RELAÇÕES AMOROSAS E A PERFEIÇÃO
Algumas de minhas relações amorosas são constituídas também sexualmente. Não me parece que o desejo sexual seja fiel senão a si mesmo. É que o instinto sexual é determinado complexamente por diversos fatores e, deste modo, nossa volição não tem importância significativa. O instinto sexual, quando “quer”, não abandona sua predileção.
Talvez, dentre as muitas possibilidades de direção do instinto sexual, haja alguma que diga respeito à monogamia em longo tempo, talvez para toda a vida. Mas, tenho toda certeza de que essa orientação, naturalmente, é rara – e, deve-se dizer, não é mais nem menos valiosa que as demais.
Eleger como pura, santa ou “normal” somente uma maneira de relacionamento amoroso não é senão uma construção histórica. No entanto, opõem-se: comparam-nos com outros animais ou apelam ao ciúme... Escutemos este último argumento, o ciúme não é uma prova da “naturalidade” da monogamia para os seres humanos?
Não raro as considerações sobre os sentimentos partem da premissa que estes formam um sistema equilibrado – como se, por hipótese, se nos deixássemos à mercê dos sentimentos, na sua forma mais pura, seríamos felizes e viveríamos perfeitamente. Não é verdade. O ser humano não é perfeito. O seu sistema de sentimentos também não o é.
Spinoza dizia que os “objetivos” são ilusões dos seres humanos. Estes acreditam que as coisas têm um fim determinado, daí dizem que o rio foi criado pra lhes fornecer água; os animais, para lhes saciar a fome; o ciúme, para policiar a monogamia; o que é ruim, para puni-los! Assim, pelo “fim necessário”, se compõe a perfeição humana.

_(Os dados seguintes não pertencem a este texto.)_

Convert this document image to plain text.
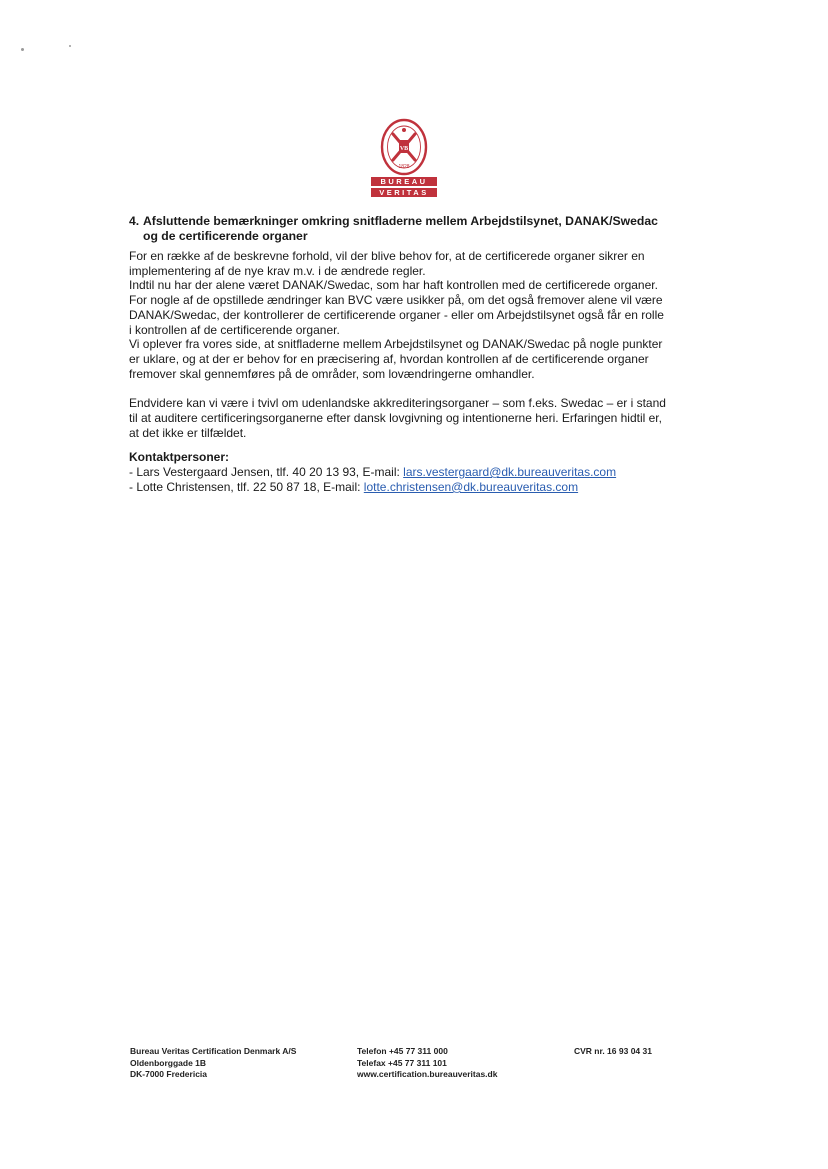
VB
1828
BUREAU
VERITAS
4. Afsluttende bemærkninger omkring snitfladerne mellem Arbejdstilsynet, DANAK/Swedac og de certificerende organer

For en række af de beskrevne forhold, vil der blive behov for, at de certificerede organer sikrer en implementering af de nye krav m.v. i de ændrede regler.

Indtil nu har der alene været DANAK/Swedac, som har haft kontrollen med de certificerede organer.

For nogle af de opstillede ændringer kan BVC være usikker på, om det også fremover alene vil være DANAK/Swedac, der kontrollerer de certificerende organer - eller om Arbejdstilsynet også får en rolle i kontrollen af de certificerende organer.

Vi oplever fra vores side, at snitfladerne mellem Arbejdstilsynet og DANAK/Swedac på nogle punkter er uklare, og at der er behov for en præcisering af, hvordan kontrollen af de certificerende organer fremover skal gennemføres på de områder, som lovændringerne omhandler.

Endvidere kan vi være i tvivl om udenlandske akkrediteringsorganer – som f.eks. Swedac – er i stand til at auditere certificeringsorganerne efter dansk lovgivning og intentionerne heri. Erfaringen hidtil er, at det ikke er tilfældet.

Kontaktpersoner:

- Lars Vestergaard Jensen, tlf. 40 20 13 93, E-mail: lars.vestergaard@dk.bureauveritas.com

- Lotte Christensen, tlf. 22 50 87 18, E-mail: lotte.christensen@dk.bureauveritas.com

Bureau Veritas Certification Denmark A/S
Oldenborggade 1B
DK-7000 Fredericia
Telefon +45 77 311 000
Telefax +45 77 311 101
www.certification.bureauveritas.dk
CVR nr. 16 93 04 31
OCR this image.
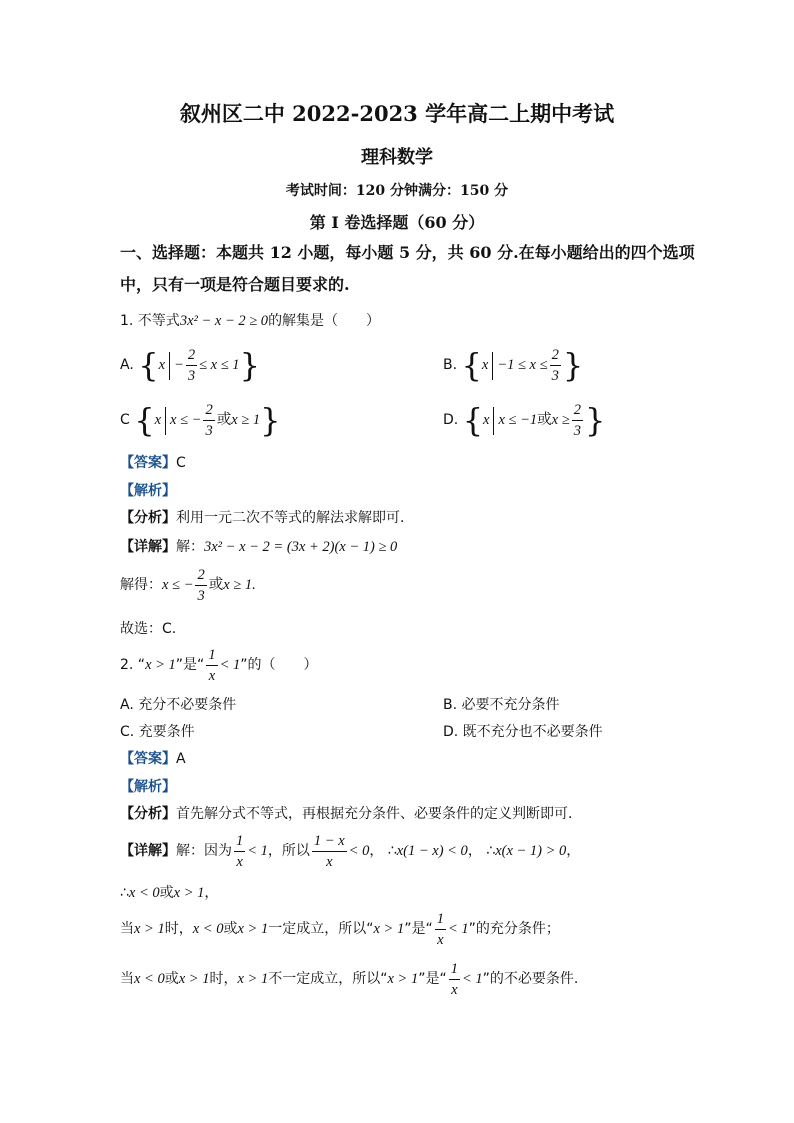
叙州区二中 2022-2023 学年高二上期中考试
理科数学
考试时间：120 分钟满分：150 分
第 I 卷选择题（60 分）
一、选择题：本题共 12 小题，每小题 5 分，共 60 分.在每小题给出的四个选项
中，只有一项是符合题目要求的.
1. 不等式3x² − x − 2 ≥ 0的解集是（　　）
A. $\{x - \frac{2}{3} \le x \le 1\}$	B. {$x -1 \le x \le \frac{2}{3}$ }
C {x x ≤ − $\frac{2}{3}$ 或x ≥ 1}	D. {x x ≤ −1或$x \ge \frac{2}{3}$ }
【答案】C
【解析】
【分析】利用一元二次不等式的解法求解即可.
【详解】解：3x² − x − 2 = (3x + 2)(x − 1) ≥ 0
解得：x ≤ − $\frac{2}{3}$ 或x ≥ 1.
故选：C.
2. “x > 1”是“ $\frac{1}{x} < 1$”的（　　）
A. 充分不必要条件	B. 必要不充分条件
C. 充要条件	D. 既不充分也不必要条件
【答案】A
【解析】
【分析】首先解分式不等式，再根据充分条件、必要条件的定义判断即可.
【详解】解：因为 $\frac{1}{x} < 1$，所以 $\frac{1 - x}{x} < 0$， ∴x(1 − x) < 0， ∴x(x − 1) > 0，
∴x < 0或x > 1，
当x > 1时，x < 0或x > 1一定成立，所以“x > 1”是“ $\frac{1}{x} < 1$”的充分条件；
当x < 0或x > 1时，x > 1不一定成立，所以“x > 1”是“ $\frac{1}{x} < 1$”的不必要条件.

A ética – possível somente para animais racionais – deve mediar as nossas relações. Deve resolver, neste caso, p.ex., a seguinte contradição: “eu digo amar uma pessoa e outra, mas não quero que elas amem alguém além de mim da mesma forma como as amo”. Condeno-as a uma prisão, em nome da minha liberdade! Guio-me por um querer do meu instinto que elimina o querer alheio: isso é harmônico?